U.S. House Approves Herrera Beutler’s Newborn Screening Saves Lives Reauthorization Act

Today, the U.S. House approved Congresswoman Jaime Herrera Beutler’s (WA-03) legislation, the Newborn Screening Saves Lives Reauthorization Act, to help eliminate preventable newborn deaths and severe disabilities through the increased use of comprehensive and standardized newborn screening tests. The bipartisan legislation reauthorizes critical federal activities that help states improve and expand their newborn screening programs, support newborn screening education for parents and providers, and ensure laboratory quality and surveillance. 

The legislation is co-led by U.S. Representatives Lucille Roybal-Allard (CA-40), Mike Simpson (ID-02), and Katherine Clark (MA-05).

“With thousands of babies born each year with health conditions that require early detection to effectively treat, it’s vital we expand access to comprehensive newborn screening programs,” Herrera Beutler said. “I’m pleased the U.S. House took the important step of approving the Newborn Screening Saves Lives Reauthorization Act to ensure infants have access to screenings to prevent long-term complications and save lives.”

“I am thrilled that the House has once again passed my lifesaving bill to help ensure all babies receive the comprehensive, consistent, and reliable testing they need to live healthy and productive lives,” Roybal-Allard said. “I’m grateful to my colleagues Mike Simpson, Katherine Clark, and Jaime Herrera Beutler for their partnership as we worked to pass this bill through the House. Newborn screening is an amazing public health success story – a demonstration of the progress we can make when private organizations, public institutions, industry, advocates, scientists, providers, and parents all work together toward the common goal of a healthier future for our children.”

“The science is clear: early detection of treatable conditions in newborn babies can dramatically improve prognoses and give families a head start in managing and overcoming health concerns,” Simpson said. “I am proud to partner with Representatives Lucille Roybal-Allard, Katherine Clark, and Jaime Herrera Beutler on this legislation to reauthorize the bipartisan Newborn Screening Saves Lives Act, and I look forward to its passage in the Senate.”

“Simple tests can prevent newborn deaths and severe disabilities,” Clark said. The Newborn Screening Saves Lives Reauthorization Act will fund essential programs and research to ensure that infants can receive effective, comprehensive screenings for treatable conditions. I look forward to the Senate passing this bipartisan bill and sending it to the President’s desk so we can continue to advance health care equity in America and ensure every child has a pathway to a happy, healthy life.”
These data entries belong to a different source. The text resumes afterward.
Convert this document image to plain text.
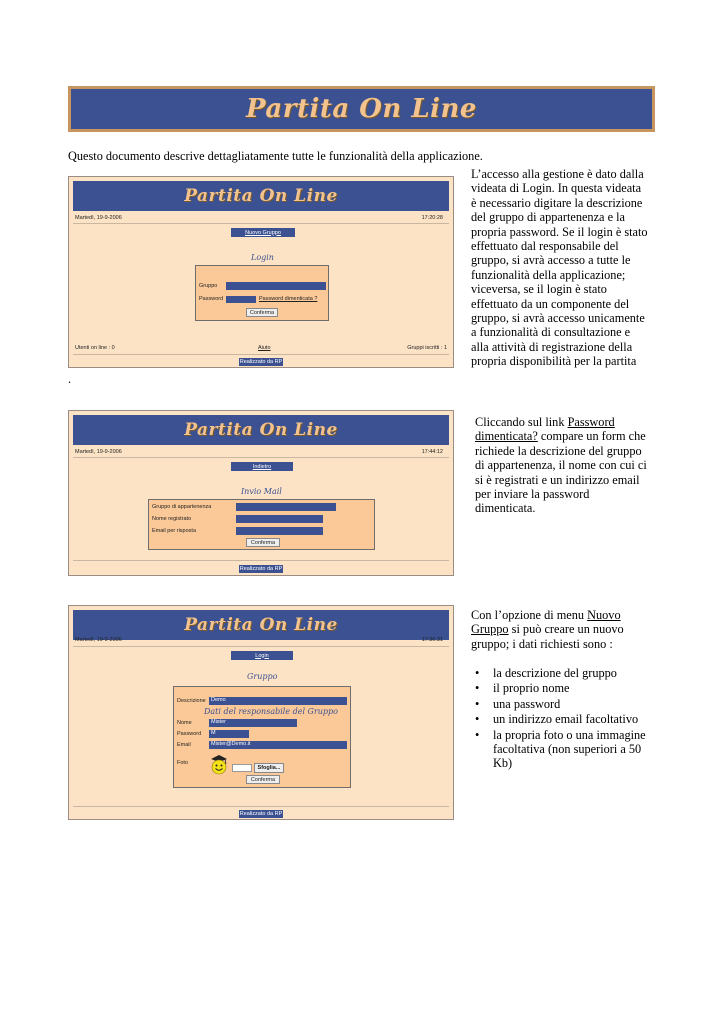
Partita On Line
Questo documento descrive dettagliatamente tutte le funzionalità della applicazione.
Partita On Line
Martedì, 19-9-2006	17:20:28
Nuovo Gruppo
Login
Gruppo
Password	Password dimenticata ?
Conferma
Utenti on line : 0	Aiuto	Gruppi iscritti : 1
Realizzato da RP
L’accesso alla gestione è dato dalla videata di Login. In questa videata è necessario digitare la descrizione del gruppo di appartenenza e la propria password. Se il login è stato effettuato dal responsabile del gruppo, si avrà accesso a tutte le funzionalità della applicazione; viceversa, se il login è stato effettuato da un componente del gruppo, si avrà accesso unicamente a funzionalità di consultazione e alla attività di registrazione della propria disponibilità per la partita
.
Partita On Line
Martedì, 19-9-2006	17:44:12
Indietro
Invio Mail
Gruppo di appartenenza
Nome registrato
Email per risposta
Conferma
Realizzato da RP
Cliccando sul link Password dimenticata? compare un form che richiede la descrizione del gruppo di appartenenza, il nome con cui ci si è registrati e un indirizzo email per inviare la password dimenticata.
Partita On Line
Martedì, 19-9-2006	17:36:31
Login
Gruppo
Descrizione Demo
Dati del responsabile del Gruppo
Nome	Mister
Password	M
Email	Mister@Demo.it
Foto
Sfoglia...
Conferma
Realizzato da RP
Con l’opzione di menu Nuovo Gruppo si può creare un nuovo gruppo; i dati richiesti sono :
• la descrizione del gruppo
• il proprio nome
• una password
• un indirizzo email facoltativo
• la propria foto o una immagine facoltativa (non superiori a 50 Kb)
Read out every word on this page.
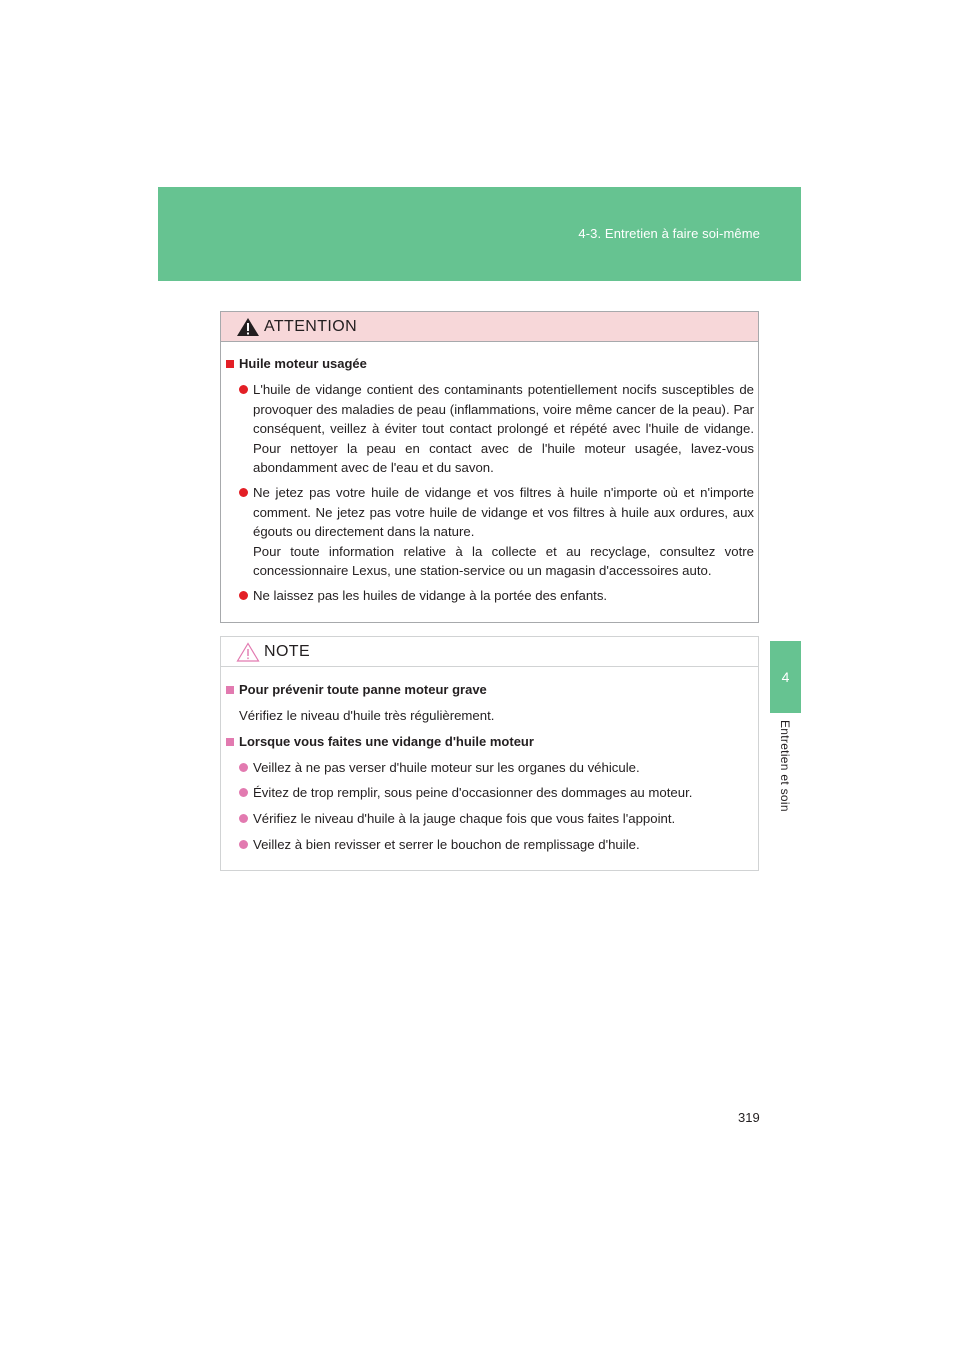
4-3. Entretien à faire soi-même
4
Entretien et soin
ATTENTION
Huile moteur usagée
L'huile de vidange contient des contaminants potentiellement nocifs susceptibles de provoquer des maladies de peau (inflammations, voire même cancer de la peau). Par conséquent, veillez à éviter tout contact prolongé et répété avec l'huile de vidange. Pour nettoyer la peau en contact avec de l'huile moteur usagée, lavez-vous abondamment avec de l'eau et du savon.
Ne jetez pas votre huile de vidange et vos filtres à huile n'importe où et n'importe comment. Ne jetez pas votre huile de vidange et vos filtres à huile aux ordures, aux égouts ou directement dans la nature.
Pour toute information relative à la collecte et au recyclage, consultez votre concessionnaire Lexus, une station-service ou un magasin d'accessoires auto.
Ne laissez pas les huiles de vidange à la portée des enfants.
NOTE
Pour prévenir toute panne moteur grave
Vérifiez le niveau d'huile très régulièrement.
Lorsque vous faites une vidange d'huile moteur
Veillez à ne pas verser d'huile moteur sur les organes du véhicule.
Évitez de trop remplir, sous peine d'occasionner des dommages au moteur.
Vérifiez le niveau d'huile à la jauge chaque fois que vous faites l'appoint.
Veillez à bien revisser et serrer le bouchon de remplissage d'huile.
319
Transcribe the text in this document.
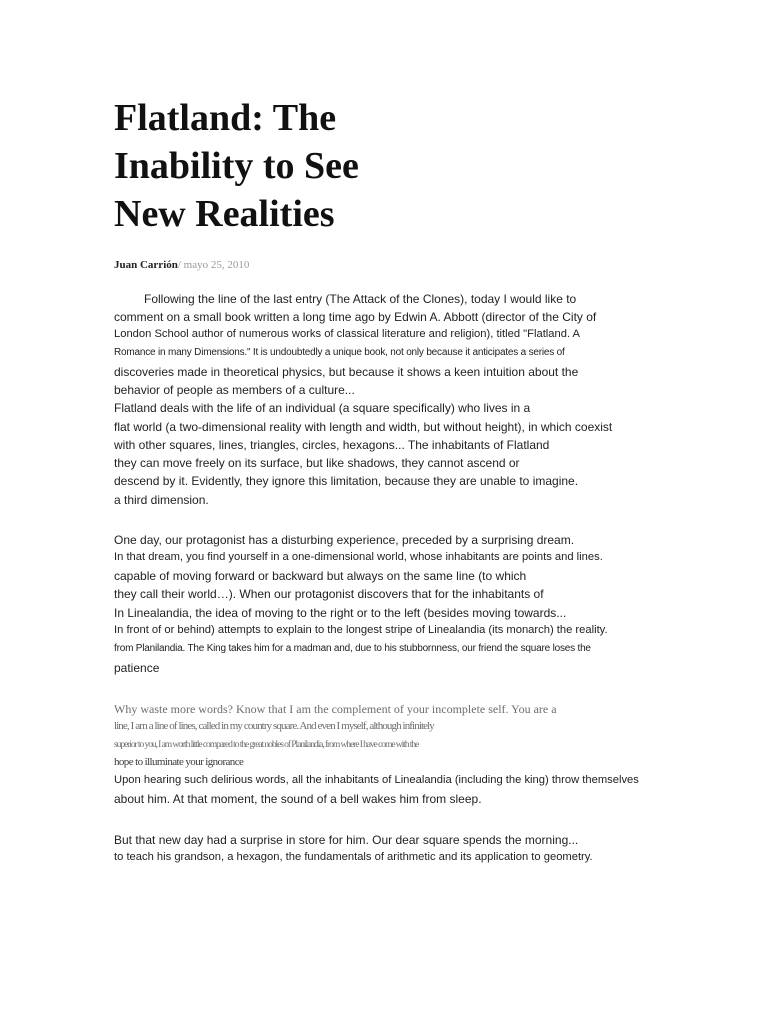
Flatland: The
Inability to See
New Realities
Juan Carrión/ mayo 25, 2010
Following the line of the last entry (The Attack of the Clones), today I would like to
comment on a small book written a long time ago by Edwin A. Abbott (director of the City of
London School author of numerous works of classical literature and religion), titled "Flatland. A
Romance in many Dimensions." It is undoubtedly a unique book, not only because it anticipates a series of
discoveries made in theoretical physics, but because it shows a keen intuition about the
behavior of people as members of a culture...
Flatland deals with the life of an individual (a square specifically) who lives in a
flat world (a two-dimensional reality with length and width, but without height), in which coexist
with other squares, lines, triangles, circles, hexagons... The inhabitants of Flatland
they can move freely on its surface, but like shadows, they cannot ascend or
descend by it. Evidently, they ignore this limitation, because they are unable to imagine.
a third dimension.
One day, our protagonist has a disturbing experience, preceded by a surprising dream.
In that dream, you find yourself in a one-dimensional world, whose inhabitants are points and lines.
capable of moving forward or backward but always on the same line (to which
they call their world…). When our protagonist discovers that for the inhabitants of
In Linealandia, the idea of moving to the right or to the left (besides moving towards...
In front of or behind) attempts to explain to the longest stripe of Linealandia (its monarch) the reality.
from Planilandia. The King takes him for a madman and, due to his stubbornness, our friend the square loses the
patience
Why waste more words? Know that I am the complement of your incomplete self. You are a
line, I am a line of lines, called in my country square. And even I myself, although infinitely
superior to you, I am worth little compared to the great nobles of Planilandia, from where I have come with the
hope to illuminate your ignorance
Upon hearing such delirious words, all the inhabitants of Linealandia (including the king) throw themselves
about him. At that moment, the sound of a bell wakes him from sleep.
But that new day had a surprise in store for him. Our dear square spends the morning...
to teach his grandson, a hexagon, the fundamentals of arithmetic and its application to geometry.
In the United States, newborn screening is a state-run public health system in which all newborn infants receive a simple blood test that identifies specific genetic, metabolic, or functional disorders that may not be apparent at birth. If left untreated, these conditions can cause serious illness, lifetime disabilities, and even death.  Before the development of newborn screening tests more than fifty years ago, these illnesses would have gone undetected until symptoms appeared. Newborn screening gives these children have the chance to live relatively normal lives.

Before the original Newborn Screening Saves Lives Act was enacted in 2008, only ten states and the District of Columbia required infants to be screened for a complete panel of recommended disorders, and there was no federal repository of information on the diseases. Today, 49 states and the District of Columbia screen for at least 31 of the 35 currently recommended core conditions, and parents and professionals have access to a central database of newborn screening information when a baby is diagnosed with one of these disorders.

Over the past decade, newborn screenings and follow-up systems have improved dramatically, and several new screenings have been added. Passing H.R. 482 will maintain this progress and ensure that the advisory committee created under the original Newborn Screening bill continues its critical work of recommending new screenings to state programs. H.R. 482 will also address newborn screening gaps and challenges that still remain, including discrepancies in the number of screening tests given from state to state, resulting in infants facing death or permanent disability because they do not receive core newborn screening tests to identify treatable disorders. The Newborn Screening Saves Lives Reauthorization Act will help to avoid these preventable tragedies by providing states with the resources they need to improve their newborn screening programs and to uniformly test for all recommended disorders. It will also provide states with assistance in developing follow-up and tracking programs. 

Additionally, the bill renews the Secretary’s Advisory Committee for Heritable Disorders and requires the Centers for Disease Control and Prevention (CDC) to ensure the quality of laboratories involved in newborn screening. The bill also continues the Hunter Kelly Newborn Screening Program, which helps researchers at the National Institutes of Health to develop better detection, prevention, and treatment strategies. This reauthorization bill also commissions a National Academy of Medicine (NAM) report to make consensus recommendations to shift to a 21st century newborn screening system.